What to Expect Below
gists:
Why would anyone want to read this long post?
Because while previous answers clearly
understand the problem with the original question,
they fall short of correct/meaningful results;
or accurately solve a different problem.
Feel free to just review the first section;
it solves the "find something" problem and
should highlight scope of the problem.
For some, that may be sufficient.
This will show you a way to
extract correct & meaningful results from git
(you may not like them),
and demonstrate one way to apply
your knowledge of your conventions
to those results
to extract what you are really looking for.
Sections below cover:
- An Unbiased Question & Solution:
- nearest git branches using
git show-branch
.
- what expected results should look like
- Example Graph & Results
- Batching Branches: work around limits of
git show-branch
- A Biased Question & Solution:
introducing (naming) conventions to improve results
The Problem with The Question
As has been mentioned, git does not track relationships between branches;
branches are simply names referencing a commit.
In official git documentation and other sources we'll often encounter somewhat misleading diagrams such as:
A---B---C---D <- master branch
\
E---F <- work branch
Let's change the form of the diagram and the hierarchically suggestive names to show an equivalent graph:
E---F <- jack
/
A---B
\
C---D <- jill
The graph (and hence git) tells us absolutely nothing about which branch was created first (hence, which was branched off the other).
That master
is a parent of work
in the first graph is a matter of convention.
Therefore
- simple tooling will produce responses that ignore the bias
- more complex tooling incorporates conventions (biases).
An Unbiased Question
First, I must acknowledge primarily Joe Chrysler's response, other responses here, and the many comments/suggestions all around;
they inspired and pointed the way for me!

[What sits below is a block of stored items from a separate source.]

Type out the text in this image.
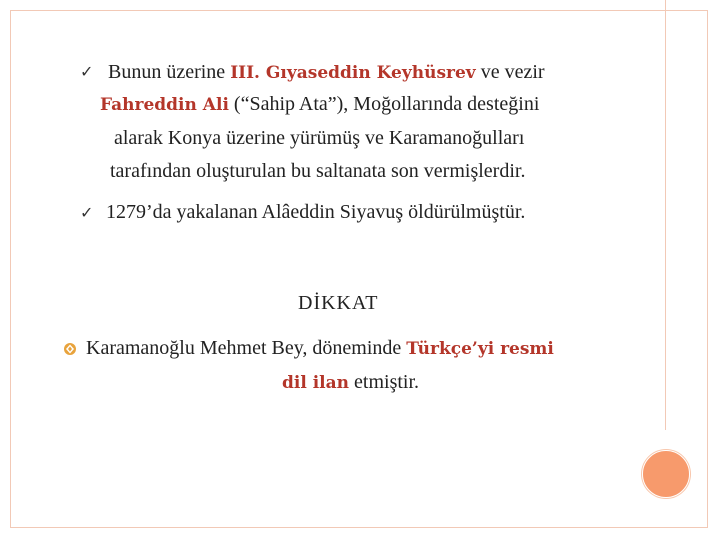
✓ Bunun üzerine III. Gıyaseddin Keyhüsrev ve vezir
Fahreddin Ali (“Sahip Ata”), Moğollarında desteğini
alarak Konya üzerine yürümüş ve Karamanoğulları
tarafından oluşturulan bu saltanata son vermişlerdir.
✓ 1279’da yakalanan Alâeddin Siyavuş öldürülmüştür.
DİKKAT
Karamanoğlu Mehmet Bey, döneminde Türkçe’yi resmi
dil ilan etmiştir.
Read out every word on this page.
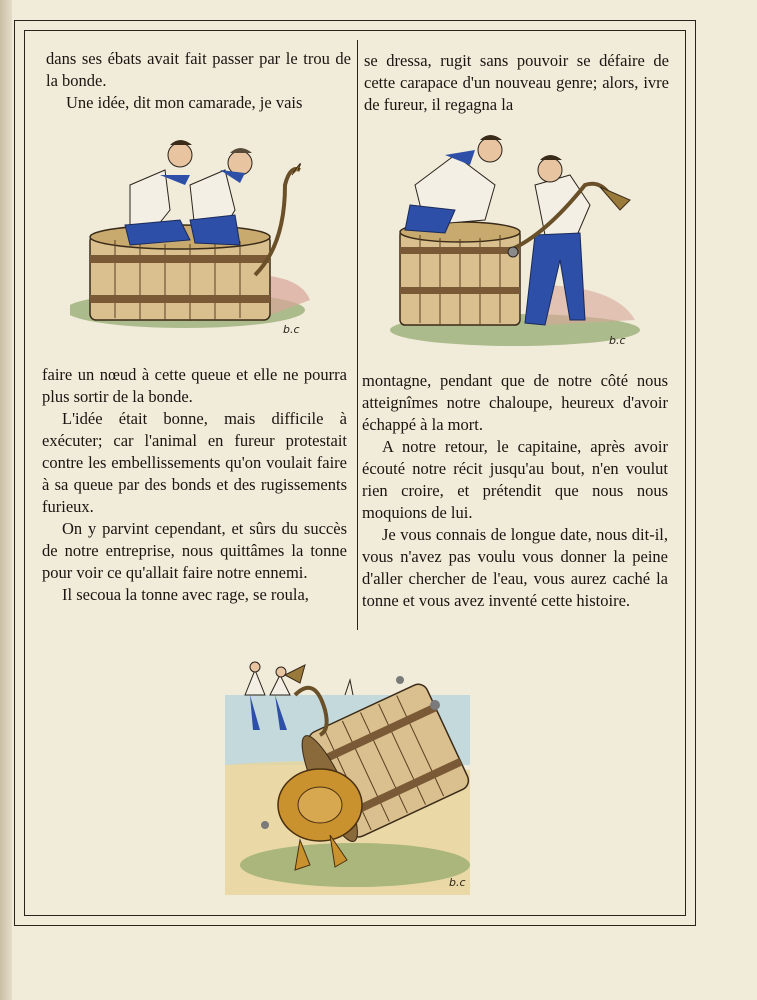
dans ses ébats avait fait passer par le trou de la bonde.

Une idée, dit mon camarade, je vais

se dressa, rugit sans pouvoir se défaire de cette carapace d'un nouveau genre; alors, ivre de fureur, il regagna la

b.c
b.c

faire un nœud à cette queue et elle ne pourra plus sortir de la bonde.

L'idée était bonne, mais difficile à exécuter; car l'animal en fureur protestait contre les embellissements qu'on voulait faire à sa queue par des bonds et des rugissements furieux.

On y parvint cependant, et sûrs du succès de notre entreprise, nous quittâmes la tonne pour voir ce qu'allait faire notre ennemi.

Il secoua la tonne avec rage, se roula,

montagne, pendant que de notre côté nous atteignîmes notre chaloupe, heureux d'avoir échappé à la mort.

A notre retour, le capitaine, après avoir écouté notre récit jusqu'au bout, n'en voulut rien croire, et prétendit que nous nous moquions de lui.

Je vous connais de longue date, nous dit-il, vous n'avez pas voulu vous donner la peine d'aller chercher de l'eau, vous aurez caché la tonne et vous avez inventé cette histoire.

b.c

Allow me to rephrase Joe's rephrasal, giving consideration to multiple branches related to that nearest commit (it happens!):
"What is the nearest commit that resides on a branch other than the
current branch, and which branches is that?"
Or, in other words:
Q1
Given a branch B
:
consider the commit C
nearest to B'HEAD
(C
could be B'HEAD
)
that is shared by other branches:
what branches, other than B
, have C
in their commit history?
An Unbiased Solution
Apologies up front; it seems folks prefer one-liners. Feel free to suggest (readable/maintainable) improvements!
#!/usr/local/bin/bash
# git show-branch supports 29 branches; reserve 1 for current branch
GIT_SHOW_BRANCH_MAX=28
CURRENT_BRANCH="$(git rev-parse --abbrev-ref HEAD)"
if (( $? != 0 )); then
echo "Failed to determine git branch; is this a git repo?" >&2
exit 1
fi
##
# Given Params:
# EXCEPT : $1
# VALUES : $2..N
#
# Return all values except EXCEPT, in order.
#
function valuesExcept() {
local except=$1 ; shift
for value in "$@"; do
if [[ "$value" != "$except" ]]; then
echo $value
fi
done
}
##
# Given Params:
# BASE_BRANCH : $1 : base branch; default is current branch
# BRANCHES : [ $2 .. $N ] : list of unique branch names (no duplicates);
# perhaps possible parents.
# Default is all branches except base branch.
#
# For the most recent commit in the commit history for BASE_BRANCH that is
# also in the commit history of at least one branch in BRANCHES: output all
# BRANCHES that share that commit in their commit history.
#
function nearestCommonBranches() {
local BASE_BRANCH
if [[ -z "${1+x}" || "$1" == '.' ]]; then
BASE_BRANCH="$CURRENT_BRANCH"
else
BASE_BRANCH="$1"
fi
shift
local -a CANDIDATES
if [[ -z "${1+x}" ]]; then
CANDIDATES=( $(git rev-parse --symbolic --branches) )
else
CANDIDATES=("$@")
fi
local BRANCHES=( $(valuesExcept "$BASE_BRANCH" "${CANDIDATES[@]}") )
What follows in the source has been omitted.